Members of Congress on both sides of the aisle are also eyeing legislative approaches that would extend the deadline, waive the penalty, or both. Legislation would take this question out of the Bush administration’s hands, and ensure that people with Medicare can make a deliberate, careful and individually appropriate decision about their drug coverage. As Congress examines strategies for easing Part D enrollment issues, legislators should also consider lifting or eliminating the asset test for the Low-Income Subsidy program — the “extra help” that low-income people with Medicare coverage can receive for their premiums and co-payments.

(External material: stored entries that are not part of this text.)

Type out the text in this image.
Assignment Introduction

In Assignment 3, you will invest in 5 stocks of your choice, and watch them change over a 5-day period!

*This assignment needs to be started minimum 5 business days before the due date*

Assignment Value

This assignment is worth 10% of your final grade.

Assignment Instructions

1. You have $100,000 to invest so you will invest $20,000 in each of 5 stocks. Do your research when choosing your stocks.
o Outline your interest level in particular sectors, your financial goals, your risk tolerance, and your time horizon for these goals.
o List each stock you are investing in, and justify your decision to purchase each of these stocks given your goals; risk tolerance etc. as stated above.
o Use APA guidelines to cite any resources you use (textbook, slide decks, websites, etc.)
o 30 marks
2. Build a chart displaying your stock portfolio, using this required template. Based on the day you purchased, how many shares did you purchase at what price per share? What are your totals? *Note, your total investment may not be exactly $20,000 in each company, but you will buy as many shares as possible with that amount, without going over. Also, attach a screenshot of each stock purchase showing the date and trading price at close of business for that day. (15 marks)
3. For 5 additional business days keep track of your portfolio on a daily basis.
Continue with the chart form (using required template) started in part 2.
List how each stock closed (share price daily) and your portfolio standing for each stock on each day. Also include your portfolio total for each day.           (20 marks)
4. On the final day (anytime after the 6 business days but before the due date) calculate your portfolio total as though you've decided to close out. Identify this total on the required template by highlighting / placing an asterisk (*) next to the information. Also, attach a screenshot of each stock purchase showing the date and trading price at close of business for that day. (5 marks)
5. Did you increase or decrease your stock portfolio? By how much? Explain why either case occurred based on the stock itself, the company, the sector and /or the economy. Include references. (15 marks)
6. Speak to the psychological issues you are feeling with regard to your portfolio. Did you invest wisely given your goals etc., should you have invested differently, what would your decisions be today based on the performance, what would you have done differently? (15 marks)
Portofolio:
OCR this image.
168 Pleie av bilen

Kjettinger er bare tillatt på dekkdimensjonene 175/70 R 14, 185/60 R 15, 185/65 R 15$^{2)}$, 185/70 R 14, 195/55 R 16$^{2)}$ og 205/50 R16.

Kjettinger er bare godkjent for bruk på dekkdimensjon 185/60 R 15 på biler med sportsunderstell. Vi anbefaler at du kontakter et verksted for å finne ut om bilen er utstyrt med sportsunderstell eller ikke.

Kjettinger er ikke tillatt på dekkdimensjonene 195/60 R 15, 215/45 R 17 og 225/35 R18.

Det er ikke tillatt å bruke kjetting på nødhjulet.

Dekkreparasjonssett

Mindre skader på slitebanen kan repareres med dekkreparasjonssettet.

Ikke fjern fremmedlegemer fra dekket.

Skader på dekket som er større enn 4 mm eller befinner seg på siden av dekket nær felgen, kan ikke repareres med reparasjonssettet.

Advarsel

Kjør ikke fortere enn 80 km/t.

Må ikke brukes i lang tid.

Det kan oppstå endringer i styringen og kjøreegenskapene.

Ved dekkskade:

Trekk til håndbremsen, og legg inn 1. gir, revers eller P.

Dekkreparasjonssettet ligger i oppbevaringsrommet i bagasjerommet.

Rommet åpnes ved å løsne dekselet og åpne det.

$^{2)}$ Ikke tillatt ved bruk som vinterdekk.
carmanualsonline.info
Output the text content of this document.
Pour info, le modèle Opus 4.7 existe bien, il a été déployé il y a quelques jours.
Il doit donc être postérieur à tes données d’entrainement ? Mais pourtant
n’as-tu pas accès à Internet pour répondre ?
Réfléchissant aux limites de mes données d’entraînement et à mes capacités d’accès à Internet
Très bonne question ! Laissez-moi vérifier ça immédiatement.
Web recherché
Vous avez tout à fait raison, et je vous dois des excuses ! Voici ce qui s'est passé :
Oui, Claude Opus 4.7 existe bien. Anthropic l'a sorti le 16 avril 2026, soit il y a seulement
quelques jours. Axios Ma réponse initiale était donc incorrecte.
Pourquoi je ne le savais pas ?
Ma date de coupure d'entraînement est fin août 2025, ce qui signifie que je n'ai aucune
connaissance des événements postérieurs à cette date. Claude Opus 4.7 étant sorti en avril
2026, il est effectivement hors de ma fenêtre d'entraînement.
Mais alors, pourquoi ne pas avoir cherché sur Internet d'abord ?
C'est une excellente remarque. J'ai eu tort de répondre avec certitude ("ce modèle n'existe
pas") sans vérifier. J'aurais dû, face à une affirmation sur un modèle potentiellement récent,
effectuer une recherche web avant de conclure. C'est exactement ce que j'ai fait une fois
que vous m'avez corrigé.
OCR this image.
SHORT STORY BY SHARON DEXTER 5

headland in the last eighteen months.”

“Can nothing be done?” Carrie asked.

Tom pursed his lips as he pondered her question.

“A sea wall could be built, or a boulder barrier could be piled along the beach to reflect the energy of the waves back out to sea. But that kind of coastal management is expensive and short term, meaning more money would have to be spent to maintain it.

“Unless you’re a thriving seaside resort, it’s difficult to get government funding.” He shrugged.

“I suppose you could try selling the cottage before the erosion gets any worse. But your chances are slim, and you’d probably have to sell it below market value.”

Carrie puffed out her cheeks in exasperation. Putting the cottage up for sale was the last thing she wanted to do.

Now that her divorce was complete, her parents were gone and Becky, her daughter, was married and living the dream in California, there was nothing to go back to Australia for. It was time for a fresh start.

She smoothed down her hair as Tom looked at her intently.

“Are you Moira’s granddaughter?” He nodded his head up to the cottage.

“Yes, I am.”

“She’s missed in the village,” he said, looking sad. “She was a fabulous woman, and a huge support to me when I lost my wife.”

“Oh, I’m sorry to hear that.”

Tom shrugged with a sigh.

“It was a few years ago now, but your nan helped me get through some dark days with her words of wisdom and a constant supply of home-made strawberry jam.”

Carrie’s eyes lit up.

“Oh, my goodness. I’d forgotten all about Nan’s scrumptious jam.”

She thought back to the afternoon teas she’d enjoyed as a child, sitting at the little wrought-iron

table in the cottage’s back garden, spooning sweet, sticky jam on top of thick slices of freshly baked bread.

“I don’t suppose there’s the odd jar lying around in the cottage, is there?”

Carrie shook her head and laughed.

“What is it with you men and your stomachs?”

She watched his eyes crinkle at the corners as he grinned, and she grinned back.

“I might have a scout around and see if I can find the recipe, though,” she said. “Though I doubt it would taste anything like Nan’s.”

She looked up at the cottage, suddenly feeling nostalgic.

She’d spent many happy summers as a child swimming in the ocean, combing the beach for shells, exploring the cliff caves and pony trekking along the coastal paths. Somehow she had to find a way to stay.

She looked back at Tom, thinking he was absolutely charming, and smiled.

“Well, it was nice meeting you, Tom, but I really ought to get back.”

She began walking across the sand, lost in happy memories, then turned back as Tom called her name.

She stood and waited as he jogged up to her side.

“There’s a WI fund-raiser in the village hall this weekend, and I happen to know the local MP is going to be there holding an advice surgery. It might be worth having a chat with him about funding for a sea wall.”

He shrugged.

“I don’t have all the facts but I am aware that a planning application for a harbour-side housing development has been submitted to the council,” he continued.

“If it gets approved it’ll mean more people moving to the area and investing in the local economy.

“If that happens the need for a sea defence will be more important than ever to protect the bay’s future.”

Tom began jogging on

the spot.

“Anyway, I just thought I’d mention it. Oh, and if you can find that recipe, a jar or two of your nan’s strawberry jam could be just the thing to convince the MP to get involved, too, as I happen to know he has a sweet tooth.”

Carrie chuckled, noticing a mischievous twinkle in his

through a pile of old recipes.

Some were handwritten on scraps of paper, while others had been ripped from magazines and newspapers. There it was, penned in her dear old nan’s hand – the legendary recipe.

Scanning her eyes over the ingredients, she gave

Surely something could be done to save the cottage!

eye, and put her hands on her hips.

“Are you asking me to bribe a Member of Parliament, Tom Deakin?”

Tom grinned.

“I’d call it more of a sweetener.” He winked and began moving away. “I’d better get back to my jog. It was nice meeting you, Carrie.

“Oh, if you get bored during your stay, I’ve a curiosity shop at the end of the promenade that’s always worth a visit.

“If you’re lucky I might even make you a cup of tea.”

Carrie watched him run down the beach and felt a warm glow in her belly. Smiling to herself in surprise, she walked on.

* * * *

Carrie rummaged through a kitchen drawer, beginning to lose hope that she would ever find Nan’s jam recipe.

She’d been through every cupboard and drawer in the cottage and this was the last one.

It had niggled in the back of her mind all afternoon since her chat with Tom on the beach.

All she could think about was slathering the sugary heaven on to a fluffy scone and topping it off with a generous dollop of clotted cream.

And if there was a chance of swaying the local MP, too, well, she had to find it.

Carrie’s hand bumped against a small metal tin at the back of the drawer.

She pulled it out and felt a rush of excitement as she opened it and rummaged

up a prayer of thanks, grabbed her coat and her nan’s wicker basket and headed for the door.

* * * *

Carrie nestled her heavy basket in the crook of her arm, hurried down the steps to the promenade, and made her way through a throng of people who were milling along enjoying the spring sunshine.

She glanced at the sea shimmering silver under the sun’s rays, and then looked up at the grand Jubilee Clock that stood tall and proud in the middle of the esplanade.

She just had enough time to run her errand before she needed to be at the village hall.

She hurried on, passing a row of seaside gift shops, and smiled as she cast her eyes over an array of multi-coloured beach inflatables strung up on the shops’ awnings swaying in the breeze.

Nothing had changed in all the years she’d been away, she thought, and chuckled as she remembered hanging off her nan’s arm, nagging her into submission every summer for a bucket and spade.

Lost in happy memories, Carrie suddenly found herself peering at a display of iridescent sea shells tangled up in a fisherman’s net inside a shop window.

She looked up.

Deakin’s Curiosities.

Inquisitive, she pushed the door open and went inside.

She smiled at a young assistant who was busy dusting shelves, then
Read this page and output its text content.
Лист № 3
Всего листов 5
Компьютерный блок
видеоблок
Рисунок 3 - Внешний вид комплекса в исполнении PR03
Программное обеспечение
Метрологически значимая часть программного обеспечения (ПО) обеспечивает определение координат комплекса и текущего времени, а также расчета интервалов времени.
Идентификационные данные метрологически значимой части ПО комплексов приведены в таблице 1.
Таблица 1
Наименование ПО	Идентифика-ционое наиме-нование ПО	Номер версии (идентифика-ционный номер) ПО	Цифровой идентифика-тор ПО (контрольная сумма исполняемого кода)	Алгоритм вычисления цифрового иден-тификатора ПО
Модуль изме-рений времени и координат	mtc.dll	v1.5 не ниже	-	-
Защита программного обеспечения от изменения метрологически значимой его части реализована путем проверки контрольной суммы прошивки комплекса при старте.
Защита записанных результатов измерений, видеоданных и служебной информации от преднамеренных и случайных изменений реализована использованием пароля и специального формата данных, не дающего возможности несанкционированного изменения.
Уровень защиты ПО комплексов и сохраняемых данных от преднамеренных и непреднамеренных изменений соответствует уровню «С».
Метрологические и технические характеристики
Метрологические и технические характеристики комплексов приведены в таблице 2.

Currently, people with incomes below 135 percent of poverty and assets below $7,500 for an individual and $12,000 for a couple can receive Part D coverage without paying a premium or deductible and with significantly reduced co-payments. Those with incomes between 135 and 150 percent of poverty and assets no higher than $11,500 for an individual and $23,000 for a couple can enroll in a partial subsidy that provides somewhat less generous help with these costs.
Many people who apply for the Low-Income Subsidy, however, do not qualify for this extra help. According to the Social Security Administration, less than half – 43 percent – of people who apply for this assistance actually receive help with their Part D premiums and copayments. Many of those who are turned down have assets that exceed these modest limits – cash assets that supplement their monthly income and help them pay for care that Medicare does not cover, or life insurance policies or other financial instruments that provide peace of mind for their families.
Several states, including Alabama and Arizona, have eliminated asset tests within the Medicare Savings Programs, which are Medicaid-administered programs that help with Medicare premiums and co-payments. This approach simplifies the application process for people who are eligible for premium and co-payment assistance, reduces administrative costs for state eligibility offices and extends the benefit to additional low-income people. Congress could choose to follow the same path for the Part D Low-Income Subsidy.
It shouldn’t take a soothsayer to look at the enrollment numbers and implementation problems of the Medicare Part D program and figure out that these fixes — extending the May 15 deadline, waiving premium penalties and dropping the assets test — should be made as soon as possible.
Karen Davenport is Director of Health Policy at the Center for American Progress.